Il presente contributo affronta il tema delle adeguate verifiche “scadute” alla luce del contesto normativo nuovo e vigente.
L’obiettivo del presente contributo è di tentare di fornire una visione maggiormente efficiente del processo di aggiornamento dell’adeguata verifica della clientela ottenuta attraverso una lettura interpretativa della normativa attualmente vigente e di quella di prossima emanazione.
Partendo dalla normativa vigente, non c’è dubbio che il destinatario dovrà procedere all’adeguata verifica del cliente in fase di prima instaurazione del rapporto o per un rapporto occasionale. Infatti, il provvedimento di Adeguata verifica[1], parte seconda, sezione II recita: “I destinatari adempiono agli obblighi di adeguata verifica nei confronti dei nuovi clienti. In relazione ai clienti già acquisiti, i destinatari svolgono nuovamente l’adeguata verifica quando opportuno, in ragione dell’innalzamento del livello di rischio di riciclaggio e di finanziamento del terrorismo associato al cliente.” L’adeguata verifica culmina essenzialmente con l’attribuzione di un livello di rischio al cliente che caratterizzerà il modo di relazionarsi della banca nei suoi confronti fino a quando non interverranno variazioni. È possibile affermare che tale traguardo venga raggiunto in due step distinti. In un primo step, nell’esecuzione di un processo di adeguata verifica ordinario[2], il destinatario acquisisce una serie di informazioni sul cliente e le verifica arrivando ad una prima conclusione sulla “strada” procedurale da percorrere. Il risultato di tale attività può essere una delle due seguenti opzioni: i) la procedura ordinaria è di per se sufficiente e non necessita di ulteriori approfondimenti, oppure, ii) la procedura ordinaria non è sufficiente per esprimere un valore di rischio da associare al cliente e occorre procedere ad ulteriori verifiche (cd “rafforzate”).

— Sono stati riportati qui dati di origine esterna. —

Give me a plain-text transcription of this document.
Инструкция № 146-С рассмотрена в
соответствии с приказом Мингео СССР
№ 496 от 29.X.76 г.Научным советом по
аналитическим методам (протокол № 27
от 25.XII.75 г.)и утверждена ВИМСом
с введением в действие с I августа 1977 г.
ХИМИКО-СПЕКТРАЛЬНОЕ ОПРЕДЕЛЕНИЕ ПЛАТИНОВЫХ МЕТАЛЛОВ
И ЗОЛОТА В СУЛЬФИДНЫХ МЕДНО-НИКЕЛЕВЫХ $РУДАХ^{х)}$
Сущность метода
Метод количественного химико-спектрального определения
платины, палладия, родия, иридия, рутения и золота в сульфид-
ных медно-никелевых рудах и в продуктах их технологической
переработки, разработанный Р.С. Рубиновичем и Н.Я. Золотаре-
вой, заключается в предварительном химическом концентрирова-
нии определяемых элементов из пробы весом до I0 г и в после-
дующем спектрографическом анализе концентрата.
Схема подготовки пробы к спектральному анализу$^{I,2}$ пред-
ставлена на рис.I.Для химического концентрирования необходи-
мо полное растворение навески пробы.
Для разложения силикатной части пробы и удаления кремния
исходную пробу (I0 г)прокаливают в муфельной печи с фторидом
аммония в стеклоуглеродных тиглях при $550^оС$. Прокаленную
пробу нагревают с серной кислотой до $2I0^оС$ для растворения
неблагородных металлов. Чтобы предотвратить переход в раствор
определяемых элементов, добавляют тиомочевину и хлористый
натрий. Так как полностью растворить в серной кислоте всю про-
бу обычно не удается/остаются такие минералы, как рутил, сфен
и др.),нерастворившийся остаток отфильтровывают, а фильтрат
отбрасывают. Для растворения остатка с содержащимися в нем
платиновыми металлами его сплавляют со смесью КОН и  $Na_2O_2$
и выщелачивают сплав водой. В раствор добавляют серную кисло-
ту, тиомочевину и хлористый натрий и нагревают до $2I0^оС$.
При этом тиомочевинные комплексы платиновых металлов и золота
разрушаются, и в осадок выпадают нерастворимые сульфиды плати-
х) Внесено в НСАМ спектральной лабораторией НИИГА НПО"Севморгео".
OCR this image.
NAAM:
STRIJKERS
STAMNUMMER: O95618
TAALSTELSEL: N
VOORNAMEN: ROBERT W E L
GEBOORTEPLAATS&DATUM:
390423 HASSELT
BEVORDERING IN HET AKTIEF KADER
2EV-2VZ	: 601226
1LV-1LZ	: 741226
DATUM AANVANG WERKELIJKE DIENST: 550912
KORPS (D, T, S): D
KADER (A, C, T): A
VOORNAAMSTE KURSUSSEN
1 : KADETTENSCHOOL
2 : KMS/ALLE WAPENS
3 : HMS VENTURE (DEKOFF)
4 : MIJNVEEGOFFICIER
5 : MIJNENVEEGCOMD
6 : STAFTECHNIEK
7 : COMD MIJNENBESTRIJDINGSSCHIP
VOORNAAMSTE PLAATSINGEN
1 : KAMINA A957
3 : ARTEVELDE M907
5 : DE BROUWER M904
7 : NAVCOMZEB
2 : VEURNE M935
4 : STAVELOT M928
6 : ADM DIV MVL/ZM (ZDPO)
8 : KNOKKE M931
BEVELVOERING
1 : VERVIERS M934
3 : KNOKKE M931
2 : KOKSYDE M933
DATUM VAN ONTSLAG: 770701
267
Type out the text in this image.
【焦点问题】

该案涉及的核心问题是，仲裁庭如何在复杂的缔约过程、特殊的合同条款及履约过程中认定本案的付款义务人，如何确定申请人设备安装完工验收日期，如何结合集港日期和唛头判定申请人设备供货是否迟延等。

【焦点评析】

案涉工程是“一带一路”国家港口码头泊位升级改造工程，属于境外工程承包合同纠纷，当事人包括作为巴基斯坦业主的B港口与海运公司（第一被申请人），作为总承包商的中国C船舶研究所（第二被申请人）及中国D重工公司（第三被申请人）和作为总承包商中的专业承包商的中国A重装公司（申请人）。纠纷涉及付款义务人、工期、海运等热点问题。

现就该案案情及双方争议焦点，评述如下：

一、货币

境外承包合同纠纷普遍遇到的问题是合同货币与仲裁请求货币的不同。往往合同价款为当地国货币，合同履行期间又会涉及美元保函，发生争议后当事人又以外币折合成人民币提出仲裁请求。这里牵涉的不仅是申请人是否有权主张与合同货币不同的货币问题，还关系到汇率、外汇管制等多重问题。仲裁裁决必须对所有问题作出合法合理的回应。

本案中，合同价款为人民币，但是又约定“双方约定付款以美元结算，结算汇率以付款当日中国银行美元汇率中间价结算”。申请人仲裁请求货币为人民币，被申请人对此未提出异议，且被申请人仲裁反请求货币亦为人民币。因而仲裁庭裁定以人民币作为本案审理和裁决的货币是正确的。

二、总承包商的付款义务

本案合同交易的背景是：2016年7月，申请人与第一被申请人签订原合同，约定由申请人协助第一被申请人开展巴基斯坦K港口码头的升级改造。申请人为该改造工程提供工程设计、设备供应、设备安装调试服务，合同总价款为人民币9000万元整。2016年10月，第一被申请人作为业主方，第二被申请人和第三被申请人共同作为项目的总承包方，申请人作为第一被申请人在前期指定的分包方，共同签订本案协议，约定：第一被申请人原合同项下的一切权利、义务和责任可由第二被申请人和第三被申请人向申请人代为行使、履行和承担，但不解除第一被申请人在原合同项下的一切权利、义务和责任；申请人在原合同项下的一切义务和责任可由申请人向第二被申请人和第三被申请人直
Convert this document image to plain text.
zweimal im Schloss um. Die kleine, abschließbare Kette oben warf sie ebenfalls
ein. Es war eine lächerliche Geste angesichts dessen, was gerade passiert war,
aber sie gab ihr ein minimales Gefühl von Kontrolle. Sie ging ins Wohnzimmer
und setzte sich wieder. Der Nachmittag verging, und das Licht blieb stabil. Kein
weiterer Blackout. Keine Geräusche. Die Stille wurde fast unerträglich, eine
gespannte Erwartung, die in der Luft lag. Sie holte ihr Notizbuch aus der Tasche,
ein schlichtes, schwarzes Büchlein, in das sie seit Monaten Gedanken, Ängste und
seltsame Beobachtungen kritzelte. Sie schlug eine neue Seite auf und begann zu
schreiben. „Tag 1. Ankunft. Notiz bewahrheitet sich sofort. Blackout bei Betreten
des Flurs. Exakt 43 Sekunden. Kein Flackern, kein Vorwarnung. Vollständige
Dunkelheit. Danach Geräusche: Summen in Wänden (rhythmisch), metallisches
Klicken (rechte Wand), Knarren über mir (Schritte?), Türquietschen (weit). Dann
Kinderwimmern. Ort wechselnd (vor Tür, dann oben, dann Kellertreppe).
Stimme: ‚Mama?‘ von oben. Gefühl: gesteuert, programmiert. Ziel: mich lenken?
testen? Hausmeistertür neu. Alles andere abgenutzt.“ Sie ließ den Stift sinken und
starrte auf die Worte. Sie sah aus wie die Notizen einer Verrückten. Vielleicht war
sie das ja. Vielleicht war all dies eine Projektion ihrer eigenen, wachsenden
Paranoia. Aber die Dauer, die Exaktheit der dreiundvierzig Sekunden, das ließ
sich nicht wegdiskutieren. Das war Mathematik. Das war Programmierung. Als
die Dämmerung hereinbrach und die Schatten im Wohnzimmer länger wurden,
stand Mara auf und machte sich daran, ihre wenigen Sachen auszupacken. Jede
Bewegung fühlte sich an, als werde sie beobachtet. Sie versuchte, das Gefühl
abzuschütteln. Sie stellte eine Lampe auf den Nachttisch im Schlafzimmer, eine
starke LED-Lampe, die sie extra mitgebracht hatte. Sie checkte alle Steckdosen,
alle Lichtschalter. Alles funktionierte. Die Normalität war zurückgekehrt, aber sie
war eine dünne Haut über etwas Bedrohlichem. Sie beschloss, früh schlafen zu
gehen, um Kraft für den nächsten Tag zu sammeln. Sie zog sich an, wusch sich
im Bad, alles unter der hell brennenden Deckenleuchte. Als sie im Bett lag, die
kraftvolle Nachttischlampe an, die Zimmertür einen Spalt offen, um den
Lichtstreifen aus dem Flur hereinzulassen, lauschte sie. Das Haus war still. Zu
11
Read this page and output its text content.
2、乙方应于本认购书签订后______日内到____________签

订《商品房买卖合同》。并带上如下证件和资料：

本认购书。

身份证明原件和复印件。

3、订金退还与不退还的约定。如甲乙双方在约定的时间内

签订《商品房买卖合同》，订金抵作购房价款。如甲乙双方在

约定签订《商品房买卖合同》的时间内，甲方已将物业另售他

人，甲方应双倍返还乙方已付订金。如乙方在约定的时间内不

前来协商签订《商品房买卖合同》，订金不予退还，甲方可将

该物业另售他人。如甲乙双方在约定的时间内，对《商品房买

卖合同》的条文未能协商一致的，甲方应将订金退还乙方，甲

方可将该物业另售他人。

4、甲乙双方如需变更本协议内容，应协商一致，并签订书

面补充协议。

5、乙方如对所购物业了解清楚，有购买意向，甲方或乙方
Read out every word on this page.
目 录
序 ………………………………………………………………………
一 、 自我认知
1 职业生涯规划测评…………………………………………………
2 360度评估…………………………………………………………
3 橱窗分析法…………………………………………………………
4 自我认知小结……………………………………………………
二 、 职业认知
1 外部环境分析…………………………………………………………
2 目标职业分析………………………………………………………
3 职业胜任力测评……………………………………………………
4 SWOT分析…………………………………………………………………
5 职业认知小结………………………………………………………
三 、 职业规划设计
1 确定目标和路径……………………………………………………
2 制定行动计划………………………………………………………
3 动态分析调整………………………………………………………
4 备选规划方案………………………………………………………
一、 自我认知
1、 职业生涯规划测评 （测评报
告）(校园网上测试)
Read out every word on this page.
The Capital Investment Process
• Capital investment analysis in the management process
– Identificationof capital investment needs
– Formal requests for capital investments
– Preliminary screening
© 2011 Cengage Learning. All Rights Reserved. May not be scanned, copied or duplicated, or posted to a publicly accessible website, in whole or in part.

In un secondo step di analisi, vengono ultimate le verifiche laddove necessarie e viene associato un profilo di rischio al cliente. Volendo semplificare sarebbe possibile sostenere quindi che, in un primo step, l’intermediario individui il percorso da seguire: semplificato, ordinario o rafforzato e in un secondo step, avvenga l’effettiva esecuzione del processo che porta alla determinazione del livello di rischio.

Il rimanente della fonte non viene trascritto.